ハールレムの中央広場を訪れたら、まずは入口で立ち止まり、目の前にそびえる立派な大教会をご覧ください。先端に王冠をいただいた時計塔を持つゴシック調のプロテスタント教会で、聖バーヴォ大聖堂としても知られています。この教会が建設され、ハールレムの空でひと際目を引く存在になったのは 14 世紀のこと。それ以降も、街の人々の生活の中で重要な役割を担い続けています。
この大教会には「いかり肩のヤン」という変わったニックネームが付けられています。その理由は、15 世紀に翼廊を高くしたために異様なほど背が高くなったためです。残念なことに、大教会の外壁に飾られていた美しい彫像のほとんどは 16 世紀に失われてしまいました。当時スペイン領オランダを統治していたスペインの宗教に反旗を翻したことで、破壊されてしまったのです。
これまでに、たくさんの著名人がこの教会の扉をくぐりました。その中の 1 人、オランダが誇る絵画の巨匠フランス・ハルスはこの教会で眠っています。また、商人であり、芸術と科学の熱心な愛好家としても知られたピーター・タイラーも同じくここに埋葬されています。
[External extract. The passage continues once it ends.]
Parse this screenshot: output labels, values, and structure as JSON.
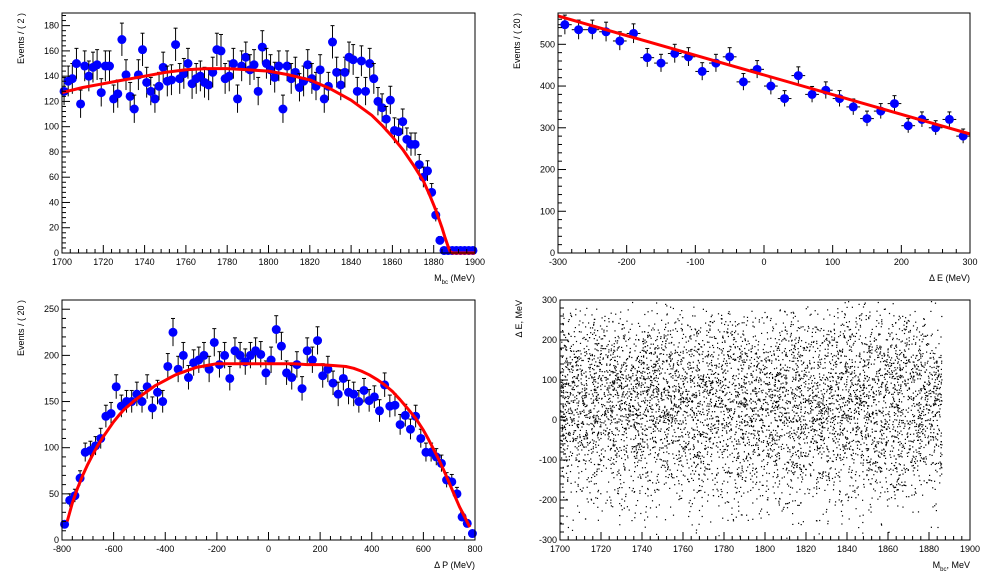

タイラーが集めたコレクションはタイラース美術館に収められているので、足をのばしてみるのもおすすめです。大教会は、第二次世界大戦で大勢のユダヤ人や地下抵抗運動者の命を救った街の英雄、コリー・テン・ボームの著書にも登場します。
教会内には、高さ 30 m (98 フィート)、およそ 5000 本のパイプを備えた巨大なオルガンが置かれています。ヘンデル、メンデルスゾーン、ハールレムを訪れていた若き日のモーツァルトが演奏したことで知られています。夏になると、毎週のようにオルガンの演奏会が開かれるので、この時期にハールレムにお越しの際はぜひご観賞ください。
教会には 15 ~ 17 世紀の芸術品や調度品が収蔵されており、少額の拝観料を払えば鑑賞することができます。中でも必見なのは、聖歌隊席の天井に描かれたすばらしい絵と、船員組合の礼拝所にある 16 および 17 世紀の軍艦の模型です。土曜日の午後には教会の歴史と展示されている美術品について学べるツアーが催行されるので、ぜひタイミングを合わせてお越しください。
大教会は、日曜日のミサの間は一般の方は入れません。